Publication Date

March 1, 1991

Perspectives Section

From the Executive Director

Spring in Washington for the Association headquarters staff brings a rising crescendo of committee meetings and activities, preparing for them, and carrying out their decisions afterwards. Face to face meetings of five main committees provide the structural framework for the AHA’s yearly business—the three division committees active on teaching, research, and professional concerns of history and historians; the Nominating Committee which draws up our slates of candidates for office and recommends to the Council nominees for our annual distinguished service awards; and the Program Committee which crafts our annual meeting program each year.

All of these committees meet in the late winter or early spring, and all except the Nominating Committee meet in the autumn as well. There are other key committees, such as the Committee on Women Historians, the AHA-OAH-SAA Joint Committee on Historians and Archivists, and the new Membership Committee, which also meet twice a year.

The Association has recently added another major committee to focus our attention and activities more vigorously on the interests and concerns of minorities. The Committee on Minority Historians is chaired by Joseph Harris, Howard University, and has as members Deena Gonzalez, Pomona; Clara Sue Kidwell, California, San Francisco; Antonio Rios-Bustamante, Arizona; Claire Sanders (graduate representative), North Carolina, Chapel Hill; Joseph Taylor, Bethune-Cookman; and R. Bin Wong, California, Irvine. Although the Committee has been created to provide greater attention to all minority interests and concerns, the Association has asked it to devote priority attention to what we can do to increase the flow of minority students into the long pipeline that supplies trained history professionals to our profession. The Committee will hold its first full meeting in Washington in late spring to address the question of minority participation in the AHA as well as look at long term projects for recruitment of minorities into the profession.

By the time this issue of Perspectives reaches you (but after it goes to press), the governing board of the Bill of Rights Education Collaborative will have met to review proposals in the first round of competition in three regrant programs it is sponsoring this year to strengthen pre-collegiate education about constitutional rights. The three special funding areas are short course professional programs for teachers, mini-grants for teachers’ projects, and teacher-centered state humanities council projects. Funded by the Pew Charitable Trusts, this joint AHA-APSA project is also supporting collaborative programs organized by the History Teaching Alliance, in-service workshops overseen by the National Council for the Social Studies, a directed research program for teachers developed by the Philadelphia Alliance for Teaching Humanities in the Schools, publication of a special Bill of Rights issue of the OAH’s Magazine of History, and several smaller publication and program initiatives.
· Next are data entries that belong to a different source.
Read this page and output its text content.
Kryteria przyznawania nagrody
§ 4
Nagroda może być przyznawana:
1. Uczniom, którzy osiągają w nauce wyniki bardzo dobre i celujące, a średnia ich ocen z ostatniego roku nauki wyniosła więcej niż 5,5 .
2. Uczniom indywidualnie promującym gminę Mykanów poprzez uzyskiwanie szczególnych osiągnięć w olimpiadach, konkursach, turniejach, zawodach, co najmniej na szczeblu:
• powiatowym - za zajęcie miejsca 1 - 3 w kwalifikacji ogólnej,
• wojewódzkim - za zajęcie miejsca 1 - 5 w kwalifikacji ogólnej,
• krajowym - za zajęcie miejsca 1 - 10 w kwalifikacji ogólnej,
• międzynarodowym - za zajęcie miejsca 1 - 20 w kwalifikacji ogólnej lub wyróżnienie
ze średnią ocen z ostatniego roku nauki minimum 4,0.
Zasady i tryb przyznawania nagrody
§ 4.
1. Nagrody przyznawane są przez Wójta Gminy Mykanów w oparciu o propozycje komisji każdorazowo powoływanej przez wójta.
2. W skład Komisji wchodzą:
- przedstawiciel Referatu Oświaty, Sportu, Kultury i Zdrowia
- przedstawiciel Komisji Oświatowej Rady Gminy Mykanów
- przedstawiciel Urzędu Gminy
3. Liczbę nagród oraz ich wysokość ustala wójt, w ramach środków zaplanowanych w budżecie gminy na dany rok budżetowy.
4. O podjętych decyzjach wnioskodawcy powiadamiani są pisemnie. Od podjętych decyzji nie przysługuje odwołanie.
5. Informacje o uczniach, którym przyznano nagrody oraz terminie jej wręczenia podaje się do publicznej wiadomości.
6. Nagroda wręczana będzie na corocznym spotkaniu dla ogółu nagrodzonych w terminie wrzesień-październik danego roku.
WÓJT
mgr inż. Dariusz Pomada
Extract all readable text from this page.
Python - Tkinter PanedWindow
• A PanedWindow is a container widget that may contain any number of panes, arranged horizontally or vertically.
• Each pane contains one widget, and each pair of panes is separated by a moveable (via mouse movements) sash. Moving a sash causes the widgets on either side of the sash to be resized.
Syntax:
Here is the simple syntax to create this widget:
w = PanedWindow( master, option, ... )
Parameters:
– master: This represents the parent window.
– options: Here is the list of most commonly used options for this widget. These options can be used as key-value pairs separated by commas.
The April issue of Perspectives will provide a list of BREC grant recipients as well as upcoming grant deadlines.

Also this spring, after nearly five years of planning and preparation, the editorial office for the Guide to Historical Literature project will open on the University of Maryland, College Park campus, and we are extremely pleased to announce the appointment of Pamela deHart Gerardi to oversee it. As associate editor of the Guide, she will be the project’s only full-time staff person, responsible not only for the day-to-day operations of the office, but also for the coordination of the work of the over 500 historians who will be involved as section editors, contributors, and consultants. Dr. Gerardi comes to the Guide from the University Museum at the University of Pennsylvania, where, as a research associate in the Babylonian Section, she has had extensive experience in scholarly editing and publishing. She holds a Ph.D. in Assyriology from the University of Pennsylvania and recently returned from a year-long appointment as a Humboldt Fellow at the University of Munich.

We were impressed by the number of well-qualified candidates for the position and appreciate the time and effort that the search Committee put into reviewing applications and interviewing the finalists. The Committee included Mary Beth Norton, Cornell University, project director and general editor of the Guide; Ira Berlin, University of Maryland, College Park, former member of the AHA Research Division; and Richard R. Farrell, associate chair of the history department, University of Maryland, College Park.